Our response) There are many software including ImageJ to quantify the fluorescent images. We used the BX51-DSU fluorescent microscope to obtain high quality images, very compatible to images acquired from the confocal microscope. We have already published some co-localization data in high-impact journals (e.g. Autophagy, Cancers) using ImageJ with co-localization Plug-in or our newly developed R-package (under preparation for publication). We also analyzed image data as described by The art RP, Loos B, Powrie YSL, Niesler TR (2018) Improved region of interest selection and colocalization analysis in three-dimensional fluorescence microscopy samples using virtual reality. PLoS ONE 13(8): e0201965.
The same goes for Fig. 5 D and E. It is not clear how the authors determined nuclear translocation since all the cells seem to have SNAI1 localized in the nucleus, only that the starved cells have a more punctuated nuclear staining.
Our response) In Figure 5 D we showed that autophagy degrades SNAI1 in the cytoplasm, leading to relative less translocation of SNAI1 to the nucleus. As known, SNAI1, a transcription factor, needs to move into the nucleus for its transcriptional activity. So, we tested the level in cytosol and nucleus as shown in Fig 5. Starvation decreased SNAI1 in cytosol but also in nucleus, while autophagy inhibition with CQ relatively increased the level of SNAI1 in cytosol and also translocation into nucleus as shown in figure 5.
Minor issues:
Figure 1B and D: there is no need for a legend as it is repetitive of the legend under the X-axis. Same for figure 4 B and D, Fig. 5, Fig. 6D. Fig. 3: There is a label "C" in the middle of the blots on A.
Our response) According to the reviewer suggestion, all x- axis legends have been removed in all figures. The label “C” has been removed.
Round 2
Reviewer 1 Report
The Authors only partially addressed the concerns that were raised on the previous version.

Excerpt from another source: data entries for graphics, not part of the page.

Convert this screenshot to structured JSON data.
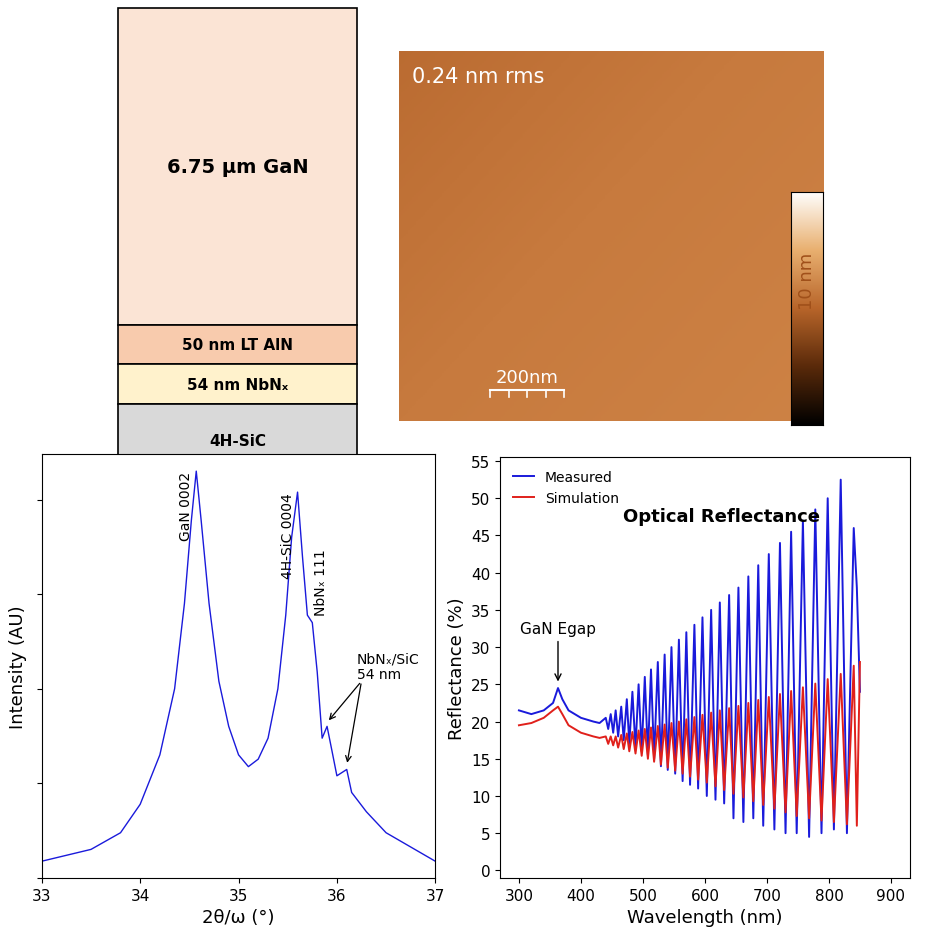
{
  "layer_stack": {
    "layers": [
      {
        "label": "6.75 µm GaN",
        "color": "#fbe4d5"
      },
      {
        "label": "50 nm LT AlN",
        "color": "#f8cbad"
      },
      {
        "label": "54 nm NbNₓ",
        "color": "#fff2cc"
      },
      {
        "label": "4H-SiC",
        "color": "#d9d9d9"
      }
    ]
  },
  "afm": {
    "rms_label": "0.24 nm rms",
    "scale_bar": "200nm",
    "colorbar_label": "10 nm"
  },
  "chart_data": [
    {
      "type": "line",
      "xlabel": "2θ/ω (°)",
      "ylabel": "Intensity (AU)",
      "log": "y",
      "xlim": [
        33,
        37
      ],
      "xticks": [
        33,
        34,
        35,
        36,
        37
      ],
      "ylim": [
        1,
        30000
      ],
      "yticks": [
        1,
        10,
        100,
        1000,
        10000
      ],
      "tick_labels": "x",
      "color": "#1a1adb",
      "x": [
        33.0,
        33.5,
        33.8,
        34.0,
        34.2,
        34.35,
        34.45,
        34.52,
        34.57,
        34.62,
        34.7,
        34.8,
        34.9,
        35.0,
        35.1,
        35.2,
        35.3,
        35.4,
        35.48,
        35.54,
        35.6,
        35.65,
        35.7,
        35.75,
        35.8,
        35.85,
        35.9,
        35.95,
        36.0,
        36.1,
        36.15,
        36.3,
        36.5,
        37.0
      ],
      "values": [
        1.5,
        2,
        3,
        6,
        20,
        100,
        800,
        6000,
        20000,
        6000,
        800,
        120,
        40,
        20,
        15,
        18,
        30,
        100,
        600,
        4000,
        12000,
        2500,
        600,
        500,
        150,
        30,
        40,
        22,
        12,
        14,
        8,
        5,
        3,
        1.5
      ],
      "peaks": [
        {
          "label": "GaN 0002",
          "x": 34.57
        },
        {
          "label": "4H-SiC 0004",
          "x": 35.6
        },
        {
          "label": "NbNₓ 111",
          "x": 35.75
        }
      ],
      "fringes": {
        "label": "NbNₓ/SiC\n54 nm",
        "x": [
          35.9,
          36.1
        ]
      }
    },
    {
      "type": "line",
      "title": "Optical Reflectance",
      "xlabel": "Wavelength (nm)",
      "ylabel": "Reflectance (%)",
      "xlim": [
        270,
        930
      ],
      "xticks": [
        300,
        400,
        500,
        600,
        700,
        800,
        900
      ],
      "ylim": [
        -1,
        55.5
      ],
      "yticks": [
        0,
        5,
        10,
        15,
        20,
        25,
        30,
        35,
        40,
        45,
        50,
        55
      ],
      "legend": "upper left",
      "x": [
        300,
        320,
        340,
        355,
        363,
        370,
        380,
        400,
        420,
        430,
        440,
        444,
        448,
        452,
        456,
        460,
        465,
        469,
        474,
        478,
        483,
        488,
        493,
        498,
        503,
        508,
        513,
        518,
        524,
        529,
        535,
        540,
        546,
        552,
        558,
        564,
        570,
        576,
        583,
        589,
        596,
        603,
        610,
        617,
        624,
        631,
        639,
        646,
        654,
        662,
        670,
        678,
        686,
        694,
        703,
        712,
        721,
        730,
        739,
        748,
        758,
        768,
        778,
        788,
        798,
        808,
        819,
        829,
        840,
        845,
        850
      ],
      "series": [
        {
          "name": "Measured",
          "color": "#1a1adb",
          "values": [
            21.5,
            21,
            21.5,
            22.5,
            24.5,
            23,
            21.5,
            20.5,
            20,
            19.8,
            20.5,
            19,
            21,
            18.5,
            21.5,
            18,
            22,
            17.5,
            23,
            17,
            24,
            16.5,
            25,
            16,
            26,
            15.5,
            27,
            15,
            28,
            14,
            29,
            13.5,
            30,
            13,
            31,
            12,
            32,
            11.5,
            33,
            11,
            34,
            10,
            35,
            9.5,
            36,
            9,
            37,
            7,
            38,
            6.5,
            39.5,
            7,
            41,
            6,
            42.5,
            5.5,
            44,
            5,
            45.5,
            5,
            47,
            4.5,
            48.5,
            5,
            50,
            5.5,
            52.5,
            5,
            46,
            38,
            24
          ]
        },
        {
          "name": "Simulation",
          "color": "#e0201b",
          "values": [
            19.5,
            19.8,
            20.5,
            21.5,
            22,
            21,
            19.5,
            18.5,
            18,
            17.8,
            18,
            17,
            18,
            16.8,
            18,
            16.5,
            18.2,
            16.3,
            18.4,
            16,
            18.6,
            15.7,
            18.8,
            15.4,
            19,
            15,
            19.2,
            14.6,
            19.4,
            14.2,
            19.6,
            13.8,
            19.8,
            13.4,
            20,
            13,
            20.3,
            12.6,
            20.6,
            12.2,
            20.9,
            11.8,
            21.2,
            11.3,
            21.5,
            10.8,
            21.8,
            10.3,
            22.1,
            9.8,
            22.5,
            9.3,
            22.9,
            8.8,
            23.3,
            8.3,
            23.7,
            7.8,
            24.1,
            7.3,
            24.6,
            7,
            25.1,
            6.7,
            25.7,
            6.5,
            26.4,
            6.2,
            27.5,
            6,
            28
          ]
        }
      ],
      "annotation": {
        "label": "GaN Egap",
        "x": 363
      }
    }
  ]
}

In particular two major points remain:
SNAI1 immunofluorescence (Figure 2 and Figure 5). , SNAI signaling is largely diffuse and the images presented cannot be used to estimate quantitive localization, independently from the software used. This point was raised also by the other Review and in my opinion the Authors answer was not appropriate and did not resolved this issue.
I did not understand the point about H1299 experiments. I did not find the figures or any reference to this in the text. If this is not dependent by me missing something and the Authors have performed the experiments in H1299 please provide prove of them.
Finally, the Authors claim they have reduced overstating about the interpretation of their results. However, I don't feel this has been done sufficiently and the discussion still presents conclusion that are supported by the data.
Reviewer 2 Report
The authors should include a brief paragraph justifying their method of co-localizing proteins using fluorescence microscopy that is not confocal microscopy.